Datebook reviews Cleopatra: Her History, Her Myth by Francine Prose (Yale Univ. Pr.): “A gorgeous novelist and prolific biographer who has written about the lives of figures as varied as Anne Frank and Peggy Guggenheim, Prose is here, of necessity, mostly reassembling the research of others. But it’s a short book, and we quickly get to where Prose really sparkles: her critiques of the cultural depictions of Cleopatra.”

Briefly Noted

November’s Costco Connection is out with a cover feature on James Patterson, and special books section featuring Matthew Perry’s memoir, Friends, Lovers, and the Big Terrible Thing (Flatiron). Also featured are The Revolutionary: Samuel Adams by Stacy Schiff (Little, Brown), and Going Rogue by Janet Evanovich (Atria). Plus, a primer on book clubs, BookTok, and the Pokemon craze.

People shares an excerpt from Do Let's Have Another Drink!: The Dry Wit and Fizzy Life of Queen Elizabeth the Queen Mother by Gareth Russell (Atria), out this week. 

NYT highlights Trespasses by Louise Kennedy (Riverhead), and profiles its author. NYT also explores the work of Katherine Dunn

USA Today follows the clues to Bob Dylan’s life through his new book, The Philosophy of Modern Song (S. & S.), and shares details from Bono’s new memoir, Surrender: 40 Songs, One Story (Knopf; LJ starred review).

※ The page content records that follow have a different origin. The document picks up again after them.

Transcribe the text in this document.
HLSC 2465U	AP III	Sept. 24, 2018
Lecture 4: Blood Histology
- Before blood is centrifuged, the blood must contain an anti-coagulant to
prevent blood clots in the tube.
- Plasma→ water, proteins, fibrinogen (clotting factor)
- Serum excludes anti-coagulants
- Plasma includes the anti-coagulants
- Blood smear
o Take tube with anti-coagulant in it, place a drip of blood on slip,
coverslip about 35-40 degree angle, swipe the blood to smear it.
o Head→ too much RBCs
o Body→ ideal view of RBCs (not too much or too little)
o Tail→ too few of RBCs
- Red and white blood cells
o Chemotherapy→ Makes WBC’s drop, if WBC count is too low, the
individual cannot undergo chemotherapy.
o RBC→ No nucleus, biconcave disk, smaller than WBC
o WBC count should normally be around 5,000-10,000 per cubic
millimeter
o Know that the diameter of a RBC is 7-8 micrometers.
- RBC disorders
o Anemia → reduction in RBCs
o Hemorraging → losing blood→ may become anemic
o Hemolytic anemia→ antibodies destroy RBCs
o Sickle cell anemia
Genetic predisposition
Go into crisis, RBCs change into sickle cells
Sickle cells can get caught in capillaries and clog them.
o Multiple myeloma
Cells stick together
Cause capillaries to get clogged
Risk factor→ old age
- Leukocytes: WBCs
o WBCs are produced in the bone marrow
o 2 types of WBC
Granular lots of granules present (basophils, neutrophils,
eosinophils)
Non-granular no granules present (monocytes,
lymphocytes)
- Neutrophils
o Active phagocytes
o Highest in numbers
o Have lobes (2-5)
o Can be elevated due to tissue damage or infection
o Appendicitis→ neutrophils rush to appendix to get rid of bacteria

B&N editors share their picks for November.

Amazon editors highlight the best of November.

LitHub has 18 books for November

The Millions has notable new releases for the week

Bustle shares 10 must-read books for the week

Book Page offers a lifestyle booklist, plus two killer assassin novels.

Essence has "22 More Books To Immerse Yourself In This Fall."

Authors on Air

Matthew Perry, Friends, Lovers, and the Big Terrible Thing (Flatiron), tells GMA that he hopes his new memoir will help others battling addiction.

Louise Kennedy discusses her book, Trespasses (Riverhead), on B&N’s Poured Over podcast.